From there though, they ask if $sH_n$ is a real vector space, and I'm not sure what to answer. It's real if we only use reals?
I'm asked the same thing for $U_n$, where $U_n$ represents n x n unitary matrices. I'm not even sure how to come up with a basis for this set??
Edit: Technically, the question says "Is $U_n$ a real vector space? Write a basis if possible."
I suppose I couldn't write a basis because $U_n$ is not a real vector space then. How would I show that though? 
Thanks in advance for your help. 
 A: A basis for $H_2$ over $\mathbb{R}$ is
$$
\left(
\begin{array}{cc}
1&0\\
0&0\\
\end{array}
\right),
\left(
\begin{array}{cc}
0&0\\
0&1\\
\end{array}
\right),
\left(
\begin{array}{cc}
0&i\\
-i&0\\
\end{array}
\right),
\left(
\begin{array}{cc}
0&1\\
1&0\\
\end{array}
\right).
$$
Being a real vector space doesn't mean that the entries have to be real, just that it is closed under multiplication by real scalars.
Another way of phrasing this is that an arbitrary $2\times 2$ Hermitian matrix is of the form
$$
\left(
\begin{array}{cc}
a&c+di\\
c-di&b\\
\end{array}
\right) \text{ with } \ a, \ b, \ c, \ d\in\mathbb{R}.
$$
As noted in another answer, Hermitian matrices do not form a complex vector space, i.e. for $\alpha\in\mathbb{C}\setminus\mathbb{R}$ and Hermitian $H$
$$
\overline{\alpha H}=\bar{\alpha}\overline{H}=\bar{\alpha}H\neq\alpha H.
$$
A: In the general case, a standard basis is given (up to normalisation) by
$$E_{ii},\qquad E_{ij}+E_{ji}, \qquad i(E_{ij}-E_{ji}),$$
for all $i,j=1,...,n$ with $i<j$, and where I used the notation $E_{ij}\equiv e_i e_j^*$, where $e_i$ is the unit vector that is nonzero only in its $i$-th component: $(e_i)_j =\delta_{ij}$ and $(E_{ij})_{k\ell}=\delta_{ik}\delta_{j\ell}$.
Clearly all these matrices are Hermitian. To verify that form an orthogonal basis, we just need to check that
$$\mathrm{Tr}(E_{ii} (E_{jk}+E_{kj}))
=\mathrm{Tr}(E_{ii}(E_{jk}-E_{kj}))) 
=\mathrm{Tr}(E_{ii}E_{jk})) = \delta_{ij}\delta_{ik} = 0, \qquad (\text{as } j<k), \\
\mathrm{Tr}[(E_{ij}+E_{ji})(E_{k\ell}-E_{\ell k})]
= 0, \\
\mathrm{Tr}[(E_{ij}+E_{ji})(E_{k\ell}+E_{\ell k})]
=2(\delta_{jk}\delta_{i\ell} + \delta_{j\ell}\delta_{ik}), \\
\mathrm{Tr}[(E_{ij}-E_{ji})(E_{k\ell}-E_{\ell k})]
=2(\delta_{jk}\delta_{i\ell} - \delta_{j\ell}\delta_{ik}).$$

See also this related question.
A: *

*I take it your specific question in the first instance is: I don't understand why it has to be a real vector space because we can add together complex numbers just as well, can't we? Yes, but don't forget the little detail of complex conjugates. Observe that $$i\begin{pmatrix}0&i\\-i&0\end{pmatrix}+\begin{pmatrix}0&1\\1&0\end{pmatrix}=\begin{pmatrix}0&0\\2&0\end{pmatrix}$$ is a $\mathbb{C}$-linear combination of Hermitian matrices, and the result is not Hermitian.

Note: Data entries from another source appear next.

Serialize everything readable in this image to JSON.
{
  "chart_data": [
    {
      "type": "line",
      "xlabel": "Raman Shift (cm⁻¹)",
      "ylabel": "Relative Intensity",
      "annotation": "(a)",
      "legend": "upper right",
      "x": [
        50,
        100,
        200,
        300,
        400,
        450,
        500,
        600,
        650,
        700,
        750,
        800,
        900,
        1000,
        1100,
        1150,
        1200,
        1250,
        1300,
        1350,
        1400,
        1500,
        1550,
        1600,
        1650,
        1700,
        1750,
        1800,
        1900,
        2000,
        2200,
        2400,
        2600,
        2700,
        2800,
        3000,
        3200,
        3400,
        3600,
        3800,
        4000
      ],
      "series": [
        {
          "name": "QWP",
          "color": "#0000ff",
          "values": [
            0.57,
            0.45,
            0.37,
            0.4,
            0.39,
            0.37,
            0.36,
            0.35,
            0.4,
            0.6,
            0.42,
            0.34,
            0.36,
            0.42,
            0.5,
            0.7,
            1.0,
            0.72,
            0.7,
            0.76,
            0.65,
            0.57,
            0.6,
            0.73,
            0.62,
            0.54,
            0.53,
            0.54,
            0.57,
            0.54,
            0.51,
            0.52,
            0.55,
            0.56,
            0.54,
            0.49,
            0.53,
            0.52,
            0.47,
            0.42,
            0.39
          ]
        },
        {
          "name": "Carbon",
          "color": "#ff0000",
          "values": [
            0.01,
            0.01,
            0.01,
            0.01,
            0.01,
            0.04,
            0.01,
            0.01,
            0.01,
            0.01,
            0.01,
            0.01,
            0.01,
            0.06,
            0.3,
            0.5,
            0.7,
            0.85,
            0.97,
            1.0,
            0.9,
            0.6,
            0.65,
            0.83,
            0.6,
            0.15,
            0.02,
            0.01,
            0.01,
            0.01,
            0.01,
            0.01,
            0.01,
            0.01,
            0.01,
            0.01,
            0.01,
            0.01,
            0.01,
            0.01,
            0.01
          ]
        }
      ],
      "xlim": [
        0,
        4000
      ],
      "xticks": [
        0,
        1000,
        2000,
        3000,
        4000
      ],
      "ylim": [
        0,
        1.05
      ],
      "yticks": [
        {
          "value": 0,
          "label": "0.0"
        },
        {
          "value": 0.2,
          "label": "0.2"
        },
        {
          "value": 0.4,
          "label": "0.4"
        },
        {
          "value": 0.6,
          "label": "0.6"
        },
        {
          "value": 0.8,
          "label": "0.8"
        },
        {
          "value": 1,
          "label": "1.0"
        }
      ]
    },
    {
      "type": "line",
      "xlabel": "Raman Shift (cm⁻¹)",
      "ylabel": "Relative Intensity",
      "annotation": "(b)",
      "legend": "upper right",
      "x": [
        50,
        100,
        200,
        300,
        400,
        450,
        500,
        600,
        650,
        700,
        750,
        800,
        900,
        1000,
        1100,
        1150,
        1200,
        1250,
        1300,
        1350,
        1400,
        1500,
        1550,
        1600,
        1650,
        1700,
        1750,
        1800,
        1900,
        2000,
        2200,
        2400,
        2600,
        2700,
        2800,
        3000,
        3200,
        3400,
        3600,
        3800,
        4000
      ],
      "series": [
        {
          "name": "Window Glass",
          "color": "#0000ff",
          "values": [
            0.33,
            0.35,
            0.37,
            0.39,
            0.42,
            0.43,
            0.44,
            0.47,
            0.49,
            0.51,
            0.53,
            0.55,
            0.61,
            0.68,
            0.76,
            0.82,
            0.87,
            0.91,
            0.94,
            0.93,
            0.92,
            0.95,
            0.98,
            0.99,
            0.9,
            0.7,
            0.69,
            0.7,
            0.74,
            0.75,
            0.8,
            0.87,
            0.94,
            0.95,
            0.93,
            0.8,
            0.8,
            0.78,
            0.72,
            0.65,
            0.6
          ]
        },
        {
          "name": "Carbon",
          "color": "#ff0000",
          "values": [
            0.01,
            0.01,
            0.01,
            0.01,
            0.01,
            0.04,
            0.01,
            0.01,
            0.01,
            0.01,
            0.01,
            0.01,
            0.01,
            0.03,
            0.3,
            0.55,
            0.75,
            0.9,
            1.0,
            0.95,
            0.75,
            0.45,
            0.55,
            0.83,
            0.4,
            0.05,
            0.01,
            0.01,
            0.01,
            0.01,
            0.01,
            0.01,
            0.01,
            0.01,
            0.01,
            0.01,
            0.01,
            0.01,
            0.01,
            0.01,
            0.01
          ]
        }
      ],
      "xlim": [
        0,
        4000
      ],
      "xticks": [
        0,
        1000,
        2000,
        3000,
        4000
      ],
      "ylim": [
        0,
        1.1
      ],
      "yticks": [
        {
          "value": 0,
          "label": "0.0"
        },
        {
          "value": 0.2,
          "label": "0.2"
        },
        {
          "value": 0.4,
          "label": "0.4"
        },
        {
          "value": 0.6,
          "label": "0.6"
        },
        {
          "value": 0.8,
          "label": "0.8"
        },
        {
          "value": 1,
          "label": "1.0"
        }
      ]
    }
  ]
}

*With entries strictly in $\mathbb{R}$, Hermitian matrices are just symmetric matrices so your basis is correct and is indeed the very one for symmetric matrices. However, the problem probably wants the matrices here to include components from $\mathbb{C}$, so what you have is incomplete. By linearity, try treating the real and imaginary parts of the elements of $H_n$ separately.

*As for the basis for what you call $SH_2$, what about the following matrix, which isn't represented by what you have? And do you know what "diagonals" refers to in a matrix? $$\begin{pmatrix}0&1\\-1&0\end{pmatrix}$$ Of course, this one probably wants complex hermitian matrices as well.

*Careful. The addition of two unitary matrices is generally not unitary, so try to understand what the question means...